Games were getting heated in the Wyoming Intermediate School classroom. Ace and king battles popped up in the card game, War; jacks were smacked silly in Slapjack and things got a little wild in Crazy Eights.
It was cards day in Game Club at the fifth- and sixth-grade school. Sixth-grader Eric Moras and fifth-grader Thomas Austin took turns laying down their cards, gasping at a war of aces. “I joined because I wanted to relax after the school day,” Thomas said.
Red Rover, Twister, birthday-game relays, Scrabble and Hungry, Hungry Hippos are just a few of the games a dozen students are playing. The weekly hour-long club was started by school counselor Christine Karas.
In the techie world of video games and social media, Karas wanted to introduce students to the beloved time-worn games generations before them enjoyed.
“Kids don’t interact with each other as much as they used to,” she said. “There’s a lot to be said for working together and having good, old-fashioned fun.”

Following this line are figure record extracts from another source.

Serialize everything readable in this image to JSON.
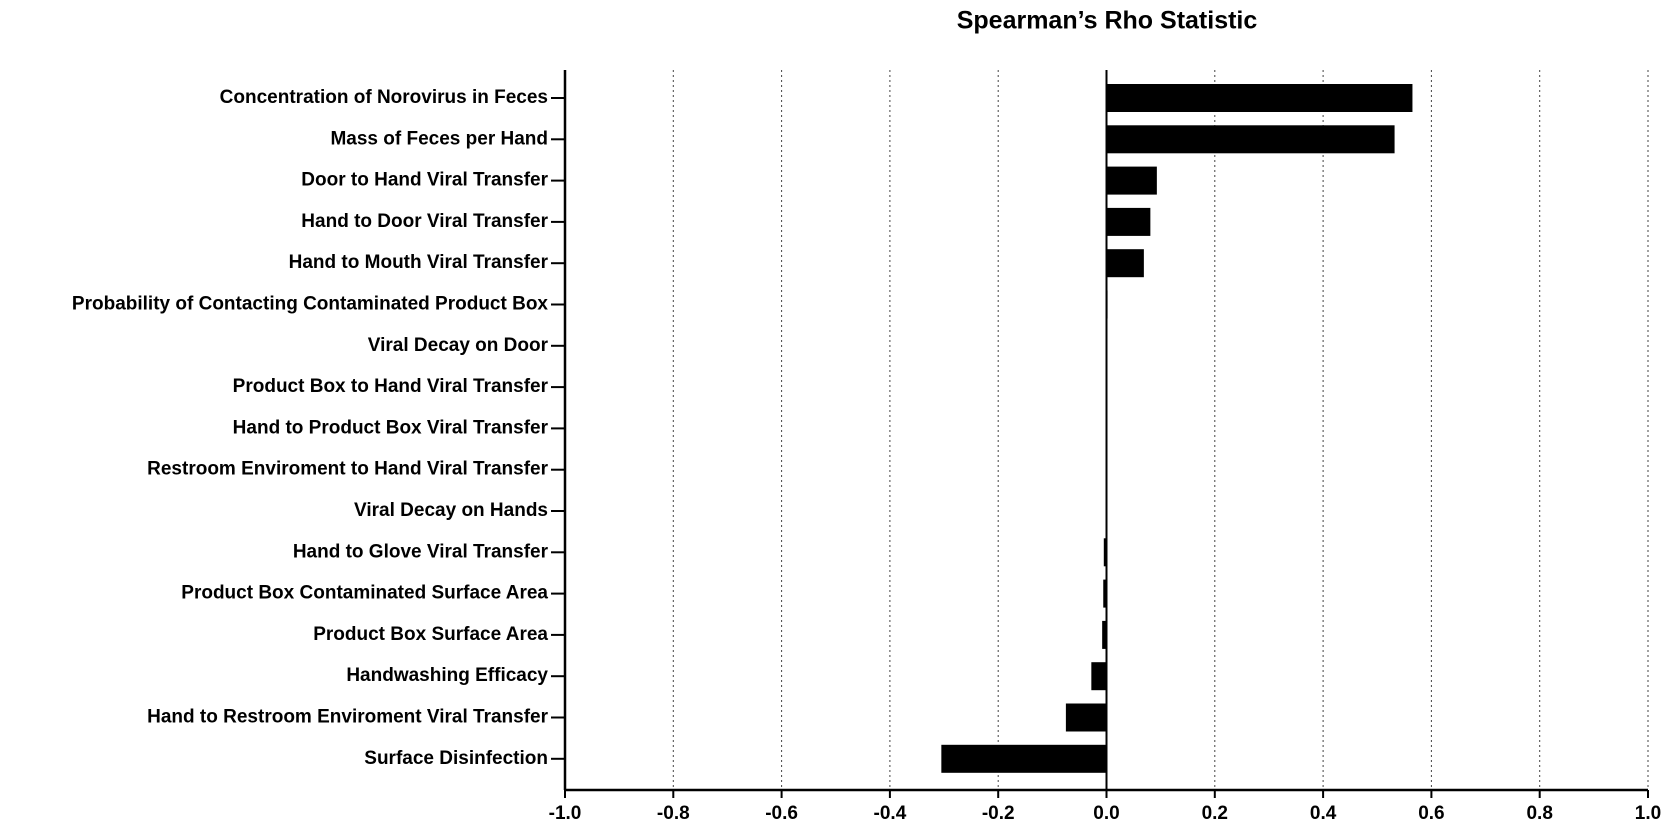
{
  "chart_data": {
    "type": "bar",
    "orientation": "horizontal",
    "title": "Spearman’s Rho Statistic",
    "categories": [
      "Concentration of Norovirus in Feces",
      "Mass of Feces per Hand",
      "Door to Hand Viral Transfer",
      "Hand to Door Viral Transfer",
      "Hand to Mouth Viral Transfer",
      "Probability of Contacting Contaminated Product Box",
      "Viral Decay on Door",
      "Product Box to Hand Viral Transfer",
      "Hand to Product Box Viral Transfer",
      "Restroom Enviroment to Hand Viral Transfer",
      "Viral Decay on Hands",
      "Hand to Glove Viral Transfer",
      "Product Box Contaminated Surface Area",
      "Product Box Surface Area",
      "Handwashing Efficacy",
      "Hand to Restroom Enviroment Viral Transfer",
      "Surface Disinfection"
    ],
    "values": [
      0.565,
      0.532,
      0.093,
      0.081,
      0.069,
      0.002,
      0.001,
      0,
      0,
      0,
      0,
      -0.005,
      -0.006,
      -0.008,
      -0.028,
      -0.075,
      -0.305
    ],
    "color": "#000000",
    "xlim": [
      -1.0,
      1.0
    ],
    "xticks": [
      {
        "value": -1.0,
        "label": "-1.0"
      },
      -0.8,
      -0.6,
      -0.4,
      -0.2,
      {
        "value": 0,
        "label": "0.0"
      },
      0.2,
      0.4,
      0.6,
      0.8,
      {
        "value": 1.0,
        "label": "1.0"
      }
    ],
    "grid": true
  }
}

After passing out a deck of cards for each student to bring home to play with their families, she explained her other motive in running the club. “Kids are having fun without realizing they are learning important skills because, with games, you are in a position that you have to use those skills.”

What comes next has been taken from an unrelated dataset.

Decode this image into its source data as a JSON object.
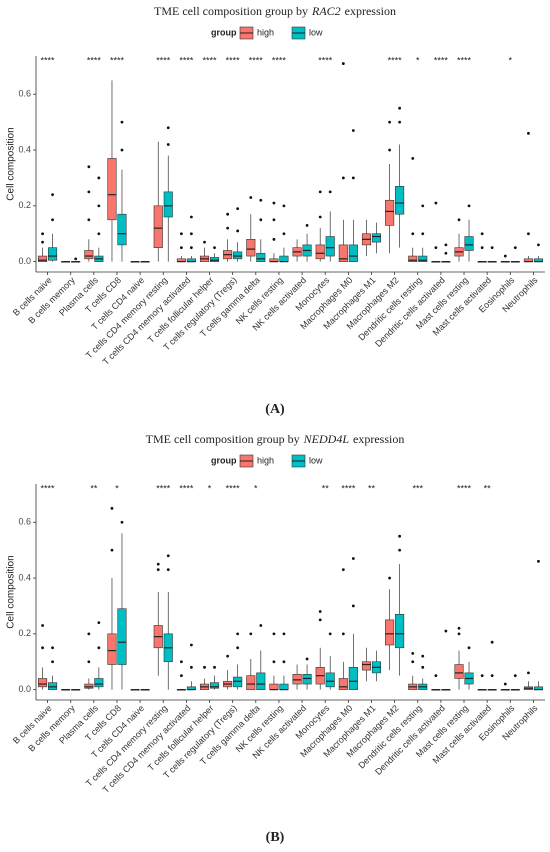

Karas was referring to the character-building skills she helps instill in students every day when they come to her office struggling with a range of personal issues. Games require students to take turns, learn to be good winners or losers, be patient, face frustration, problem-solve and take risks.
Plus it requires lots of face-to-face interaction for shy students who like to hide in the back of the classroom, she said.
Sixth-grader Illiana Valdez-Ortega, a fan of chess and checkers, said she enjoys Game Club. “I like a whole bunch of games. They are really fun and when you get bored you can always play them again and again.”